Lock-Free Data Structures with CMPXCHG

Remember transactional memory from discussion last week? There, we were able to write programs without any explicit locking—only marking code blocks that we wanted to be atomic—and the processor would take of the details for us. Unfortunately, there aren't any processors you can buy that will do this now. However, we may able to get some of the same performance benefits—not having to use explicit locks—in restricted cases by doing a lot of the work ourselves in software.

Here's a simple example: we'll implement a linked list and give it stack operations: push an item onto the list and pop an item off the list. We'd like multiple threads to be able to access the list concurrently, without the need for locks.

The data structure is simple and what you'd expect:

struct item {
    int value;
    struct item *next;
};

struct item *stack_top = NULL;

Here is how we might implement the push and pop operations for a single-threaded program:

void push(int value)
{
    struct item *node = new item;
    node->value = value;
    node->next = stack_top;
    stack_top = node;
}

int pop()
{
    struct item *node = stack_top;
    if (node == NULL)
        return -1;    // Signal the stack is empty

    stack_top = node->next;

    int value = node->value;
    delete node;
    return value;
}

This code won't work as written if multiple threads may be calling push or pop simultaneously. To implement it without locks, we'll rely on the compare-and-exchange (or compare-and-swap) operation. The behavior of compare-and-exchange is essentially

int cmpxchg(int source, int expected, int *dest)
{
    int old_value = *dest;
    if (old_value == expected)
        *dest = source;
    return old_value;
}
except that the code executes atomically. This would be implemented as a single instruction in the processor. In words, compare-and-exchange compares the value at a memory address with an expected value, and if the two are equal, it writes a third value into memory. If the values don't agree, it does nothing. In either case, it will return the value which was actually found in memory. (So here, if the return value is equal to expected, then we know the write to memory occurred.)
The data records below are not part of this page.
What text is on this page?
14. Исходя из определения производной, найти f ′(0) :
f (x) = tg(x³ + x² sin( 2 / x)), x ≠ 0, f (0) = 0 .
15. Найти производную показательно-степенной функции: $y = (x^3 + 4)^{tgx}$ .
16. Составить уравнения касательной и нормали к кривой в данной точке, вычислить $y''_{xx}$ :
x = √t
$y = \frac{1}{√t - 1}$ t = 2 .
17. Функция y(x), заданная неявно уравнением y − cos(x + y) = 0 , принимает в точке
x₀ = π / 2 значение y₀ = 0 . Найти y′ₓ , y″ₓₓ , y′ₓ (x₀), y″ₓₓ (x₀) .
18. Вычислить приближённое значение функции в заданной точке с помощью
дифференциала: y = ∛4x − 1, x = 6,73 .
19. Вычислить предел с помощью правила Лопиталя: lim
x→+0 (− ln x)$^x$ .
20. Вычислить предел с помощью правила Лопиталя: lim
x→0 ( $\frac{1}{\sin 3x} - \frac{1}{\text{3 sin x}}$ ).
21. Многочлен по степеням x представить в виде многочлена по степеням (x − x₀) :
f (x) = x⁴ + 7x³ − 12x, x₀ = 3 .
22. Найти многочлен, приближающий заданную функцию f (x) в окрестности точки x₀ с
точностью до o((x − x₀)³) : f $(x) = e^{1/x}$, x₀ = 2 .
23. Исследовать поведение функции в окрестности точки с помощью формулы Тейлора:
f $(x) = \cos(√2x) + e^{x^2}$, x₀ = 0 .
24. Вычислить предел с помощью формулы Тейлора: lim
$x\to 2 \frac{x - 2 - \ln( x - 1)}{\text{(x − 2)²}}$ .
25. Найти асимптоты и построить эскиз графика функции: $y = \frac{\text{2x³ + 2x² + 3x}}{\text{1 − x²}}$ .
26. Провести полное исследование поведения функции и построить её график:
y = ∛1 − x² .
There are different variants of compare-and-exchange that might be available, depending upon the system; the key idea is that we have a single atomic instruction which can check a value in memory against an expected value, if it matches write a different value, and let us know whether it succeeded or not.

How can we use this in our linked-list example? We'll use cmpxchg to actually update the stack_top variable. If another thread tries to update simultaneously, the thread that goes second will notice the problem, go back, and retry the operation. So in the push function, we'll get the new item ready for the front of the list, and then atomically try to put it into place. If stack_top changed while we were doing this, we'll have to fix up the next pointer on the new item, and then retry. pop works similarly.

void push(int value)
{
    struct item *node = new item;

    node->value = value;
    struct item *old_stack_top;
    do {
        old_stack_top = stack_top;
        node->next = old_stack_top;
    } while (cmpxchg(node, old_stack_top, &stack_top) != old_stack_top);
}

int pop()
{
    struct item *node;
    do {
        node = stack_top;
        if (node == NULL)
            return -1;    // Signal the stack is empty
    } while (cmpxchg(node->next, node, &stack_top) != node);

    int value = node->value;
    delete node;
    return value;
}

(Actually, there's still a potential small race condition in the code for pop as things are written. Can you spot it? What happens if two threads execute pop nearly simultaneously? What effect might the delete node line in the first thread have? Hold this thought for the next section.)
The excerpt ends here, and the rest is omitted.